O livro relata com riqueza de informações a invasão napoleônica na Rússia, quando o czar Alexandre I, escondido em Petersburgo, viu sua capital Moscou ser incendiada por seis dias, evacuada por seus 500 mil habitantes em fuga desesperada.

Simon Montefiore avalia que Napoleão cometeu o maior erro de sua vida ao ficar um mês no Kremlin esperando a rendição de Alexandre. Nesse ínterim, o rigoroso inverno russo se abateu sobre os franceses invasores que fugiram sendo perseguidos e perdendo incalculável número de homens.

Nicolau II, o último Romanóv, um governante muito débil e antisemita, estimulava a perseguição, deportação e o massacre de centenas de milhares de judeus russos (os odiosos pogroms), organizados e apoiada pela famigerada Okhrana, sua polícia secreta. Um czar completamente  manipulado pela esposa Alexandra, que por sua vez era marionete de vários oportunistas, entre eles o famoso monge Rasputin, um charlatão de origem camponesa, místico, tarado e meio louco, com uma influência  junto à corte que nenhum escritor seria capaz de imaginar numa obra ficção. 

Rasputin era tão poderoso que mesmo com provas cabais de que estuprava damas de honra da imperatriz e tráfico de influência, gozava de tamanha confiança da família real que chegava a nomear e  demitir primeiros ministros. Seu assassinato é descrito no livro com toques de thriller policial.

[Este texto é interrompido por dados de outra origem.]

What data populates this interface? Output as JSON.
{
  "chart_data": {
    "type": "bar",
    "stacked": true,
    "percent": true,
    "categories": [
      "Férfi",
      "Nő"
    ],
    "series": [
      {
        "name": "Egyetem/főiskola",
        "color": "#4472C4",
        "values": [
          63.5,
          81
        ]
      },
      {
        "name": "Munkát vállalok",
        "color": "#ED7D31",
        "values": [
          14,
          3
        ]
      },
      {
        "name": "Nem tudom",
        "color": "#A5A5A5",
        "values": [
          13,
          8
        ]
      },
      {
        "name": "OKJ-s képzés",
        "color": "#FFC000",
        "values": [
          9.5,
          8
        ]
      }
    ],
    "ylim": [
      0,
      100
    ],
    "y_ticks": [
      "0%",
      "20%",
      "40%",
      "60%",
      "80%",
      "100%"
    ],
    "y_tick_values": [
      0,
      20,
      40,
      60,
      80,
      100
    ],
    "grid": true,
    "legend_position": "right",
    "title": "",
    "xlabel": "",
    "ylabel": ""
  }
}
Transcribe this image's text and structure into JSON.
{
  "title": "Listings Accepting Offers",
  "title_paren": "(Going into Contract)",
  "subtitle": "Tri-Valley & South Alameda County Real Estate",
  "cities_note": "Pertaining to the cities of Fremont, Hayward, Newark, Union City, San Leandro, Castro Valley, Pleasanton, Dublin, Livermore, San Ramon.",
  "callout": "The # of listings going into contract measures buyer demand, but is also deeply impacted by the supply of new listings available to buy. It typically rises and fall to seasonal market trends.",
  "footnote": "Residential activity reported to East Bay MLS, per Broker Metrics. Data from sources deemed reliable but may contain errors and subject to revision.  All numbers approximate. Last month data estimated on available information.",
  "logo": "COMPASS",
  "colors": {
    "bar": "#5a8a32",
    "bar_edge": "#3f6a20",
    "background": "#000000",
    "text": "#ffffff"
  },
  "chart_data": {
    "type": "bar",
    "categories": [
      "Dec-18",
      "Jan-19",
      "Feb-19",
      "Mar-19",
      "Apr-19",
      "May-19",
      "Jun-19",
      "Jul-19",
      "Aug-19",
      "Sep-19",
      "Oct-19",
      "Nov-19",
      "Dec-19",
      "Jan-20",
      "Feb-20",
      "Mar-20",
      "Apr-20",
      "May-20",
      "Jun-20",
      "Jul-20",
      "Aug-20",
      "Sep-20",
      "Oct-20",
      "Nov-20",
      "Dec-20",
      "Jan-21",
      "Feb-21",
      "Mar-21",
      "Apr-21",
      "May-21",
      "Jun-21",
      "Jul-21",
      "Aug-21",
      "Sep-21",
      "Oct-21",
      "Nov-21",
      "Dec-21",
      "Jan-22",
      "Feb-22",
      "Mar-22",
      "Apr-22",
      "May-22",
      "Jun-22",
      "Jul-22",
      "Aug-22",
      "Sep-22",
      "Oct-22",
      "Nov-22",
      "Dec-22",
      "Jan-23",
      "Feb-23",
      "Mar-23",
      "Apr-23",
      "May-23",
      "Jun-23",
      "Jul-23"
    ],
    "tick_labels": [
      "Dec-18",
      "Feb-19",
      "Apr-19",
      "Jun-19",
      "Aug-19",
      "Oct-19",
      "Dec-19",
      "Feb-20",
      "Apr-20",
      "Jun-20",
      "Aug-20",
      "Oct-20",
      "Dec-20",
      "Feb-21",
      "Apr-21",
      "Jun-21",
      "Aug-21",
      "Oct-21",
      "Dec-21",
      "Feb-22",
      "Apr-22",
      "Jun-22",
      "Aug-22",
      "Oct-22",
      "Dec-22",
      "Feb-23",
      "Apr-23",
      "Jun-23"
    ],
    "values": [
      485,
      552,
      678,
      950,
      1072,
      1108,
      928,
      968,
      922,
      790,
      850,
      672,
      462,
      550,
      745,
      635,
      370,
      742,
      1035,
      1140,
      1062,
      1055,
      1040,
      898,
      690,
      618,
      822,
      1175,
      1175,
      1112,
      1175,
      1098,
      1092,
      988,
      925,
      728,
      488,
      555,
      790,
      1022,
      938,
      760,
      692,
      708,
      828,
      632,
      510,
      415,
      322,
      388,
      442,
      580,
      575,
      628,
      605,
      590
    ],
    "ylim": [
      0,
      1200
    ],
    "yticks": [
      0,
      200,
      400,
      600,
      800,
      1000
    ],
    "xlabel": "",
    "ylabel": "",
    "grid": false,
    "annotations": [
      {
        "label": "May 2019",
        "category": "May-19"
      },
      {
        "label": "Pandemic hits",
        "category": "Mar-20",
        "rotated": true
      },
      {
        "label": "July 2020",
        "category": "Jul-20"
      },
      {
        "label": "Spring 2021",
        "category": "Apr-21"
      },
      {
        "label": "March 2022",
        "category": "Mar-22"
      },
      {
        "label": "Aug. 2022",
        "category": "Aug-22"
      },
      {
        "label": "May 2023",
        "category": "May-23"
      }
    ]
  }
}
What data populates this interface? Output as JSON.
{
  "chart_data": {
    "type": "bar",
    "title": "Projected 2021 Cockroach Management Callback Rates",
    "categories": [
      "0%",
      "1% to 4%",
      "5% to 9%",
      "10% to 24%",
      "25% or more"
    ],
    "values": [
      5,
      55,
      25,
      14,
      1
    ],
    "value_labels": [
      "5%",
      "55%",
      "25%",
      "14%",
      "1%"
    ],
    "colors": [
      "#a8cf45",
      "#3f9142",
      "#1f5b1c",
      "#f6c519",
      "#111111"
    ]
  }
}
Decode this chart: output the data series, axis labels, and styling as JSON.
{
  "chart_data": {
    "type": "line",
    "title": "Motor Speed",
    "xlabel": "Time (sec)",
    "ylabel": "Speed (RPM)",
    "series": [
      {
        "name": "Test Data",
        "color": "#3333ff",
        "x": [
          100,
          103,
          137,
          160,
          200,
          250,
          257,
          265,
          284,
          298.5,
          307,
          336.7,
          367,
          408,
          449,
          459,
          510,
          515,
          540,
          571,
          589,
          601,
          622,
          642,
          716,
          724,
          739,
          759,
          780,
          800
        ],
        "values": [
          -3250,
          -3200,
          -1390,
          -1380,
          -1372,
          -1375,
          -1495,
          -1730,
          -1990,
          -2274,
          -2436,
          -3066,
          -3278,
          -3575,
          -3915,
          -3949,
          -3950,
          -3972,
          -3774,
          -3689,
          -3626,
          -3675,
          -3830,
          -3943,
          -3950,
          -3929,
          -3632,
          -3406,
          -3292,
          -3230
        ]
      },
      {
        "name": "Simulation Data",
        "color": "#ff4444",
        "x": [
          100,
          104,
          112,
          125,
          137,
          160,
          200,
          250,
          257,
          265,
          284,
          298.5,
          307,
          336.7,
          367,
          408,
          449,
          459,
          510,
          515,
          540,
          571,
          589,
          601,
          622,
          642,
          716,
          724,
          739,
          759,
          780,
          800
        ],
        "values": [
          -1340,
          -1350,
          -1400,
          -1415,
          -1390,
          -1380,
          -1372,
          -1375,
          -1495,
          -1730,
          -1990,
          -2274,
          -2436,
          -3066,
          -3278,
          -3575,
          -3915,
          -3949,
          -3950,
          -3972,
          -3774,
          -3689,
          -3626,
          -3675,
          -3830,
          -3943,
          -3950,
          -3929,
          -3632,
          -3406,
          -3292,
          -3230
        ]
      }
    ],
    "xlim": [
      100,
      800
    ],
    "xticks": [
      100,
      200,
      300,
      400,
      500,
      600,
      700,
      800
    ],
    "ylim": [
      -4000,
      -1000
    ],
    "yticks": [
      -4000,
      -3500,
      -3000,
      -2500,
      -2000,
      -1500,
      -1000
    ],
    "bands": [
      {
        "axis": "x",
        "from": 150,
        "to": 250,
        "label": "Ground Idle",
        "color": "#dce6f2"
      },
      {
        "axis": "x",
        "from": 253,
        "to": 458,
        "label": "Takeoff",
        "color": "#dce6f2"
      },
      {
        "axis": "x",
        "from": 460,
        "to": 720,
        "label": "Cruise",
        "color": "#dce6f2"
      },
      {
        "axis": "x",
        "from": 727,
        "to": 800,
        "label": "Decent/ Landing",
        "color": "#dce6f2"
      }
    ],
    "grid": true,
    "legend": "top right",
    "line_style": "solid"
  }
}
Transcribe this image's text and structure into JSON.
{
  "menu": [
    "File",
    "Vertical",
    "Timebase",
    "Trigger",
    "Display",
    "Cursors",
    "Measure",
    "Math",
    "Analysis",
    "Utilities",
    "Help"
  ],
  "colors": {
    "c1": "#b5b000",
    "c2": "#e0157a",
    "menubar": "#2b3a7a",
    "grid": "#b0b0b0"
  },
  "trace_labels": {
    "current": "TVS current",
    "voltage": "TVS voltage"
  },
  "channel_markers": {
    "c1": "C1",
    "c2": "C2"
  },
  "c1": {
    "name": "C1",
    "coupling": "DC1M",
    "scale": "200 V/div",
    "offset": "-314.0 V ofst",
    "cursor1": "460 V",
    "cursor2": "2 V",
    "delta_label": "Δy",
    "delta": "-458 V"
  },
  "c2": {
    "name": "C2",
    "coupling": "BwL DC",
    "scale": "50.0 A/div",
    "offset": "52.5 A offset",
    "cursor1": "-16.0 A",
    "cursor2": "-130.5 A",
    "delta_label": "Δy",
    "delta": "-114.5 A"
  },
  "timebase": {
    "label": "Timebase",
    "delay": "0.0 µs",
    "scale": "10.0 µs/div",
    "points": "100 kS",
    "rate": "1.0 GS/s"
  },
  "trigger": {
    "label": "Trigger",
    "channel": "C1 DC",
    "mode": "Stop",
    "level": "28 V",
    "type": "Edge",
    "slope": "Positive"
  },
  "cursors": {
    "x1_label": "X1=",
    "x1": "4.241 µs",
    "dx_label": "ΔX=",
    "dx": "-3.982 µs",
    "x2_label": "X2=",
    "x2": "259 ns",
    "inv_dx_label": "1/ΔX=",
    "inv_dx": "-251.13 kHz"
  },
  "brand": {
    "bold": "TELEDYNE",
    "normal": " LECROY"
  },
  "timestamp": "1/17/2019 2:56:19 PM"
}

O czar Nicolau a tal ponto alienado do que acontecia fora dos seus suntuosos palácios, que enquanto o povo protestava às portas dos castelos, assassinando autoridades, destruindo edifícios em plena 1ª Guerra Mundial, o governante dedicava-se a prosaicas partidas de dominó. Era tão pródigo em nomear os ministros mais incapazes e corruptos e dar ordens contraditórias, que alguns ministros destruíam seus próprio telefones e telégrafos para que o czar não voltasse atrás em uma ordem dada.

Em um diálogo com o embaixador inglês, Nicolau inquiriu: “Você me diz que eu preciso reconquistar a confiança do povo. Não é antes meu povo que tem de reconquistar minha confiança?”. Essa é uma frase exemplar de um autocrata alienado.

Em outro diálogo com um dos seus conselheiros, o czar perguntou: “Será possível que por 22 anos eu tenha tentado agir pelo melhor e por 22 anos tenha sido um equívoco completo?”.Ouviu uma resposta sincera que jamais ouviria se as coisas não estivessem no caminho do desastre: “Sim, vossa majestade por 22 anos tomou o curso errado”.

O livro tem no seu capítulo final uma análise sobre o período de terror da União Soviética comunista e sobre a Rússia moderna e uma série de correlações entre o período absolutista dos Romanov com o governo autoritário de Vladimir Putin num paralelismo assombroso com o uso do poder do Estado e da repressão e na violência. Um livro importante para se compreender o passado e entender como um estado autoritário se forma e se perpetua.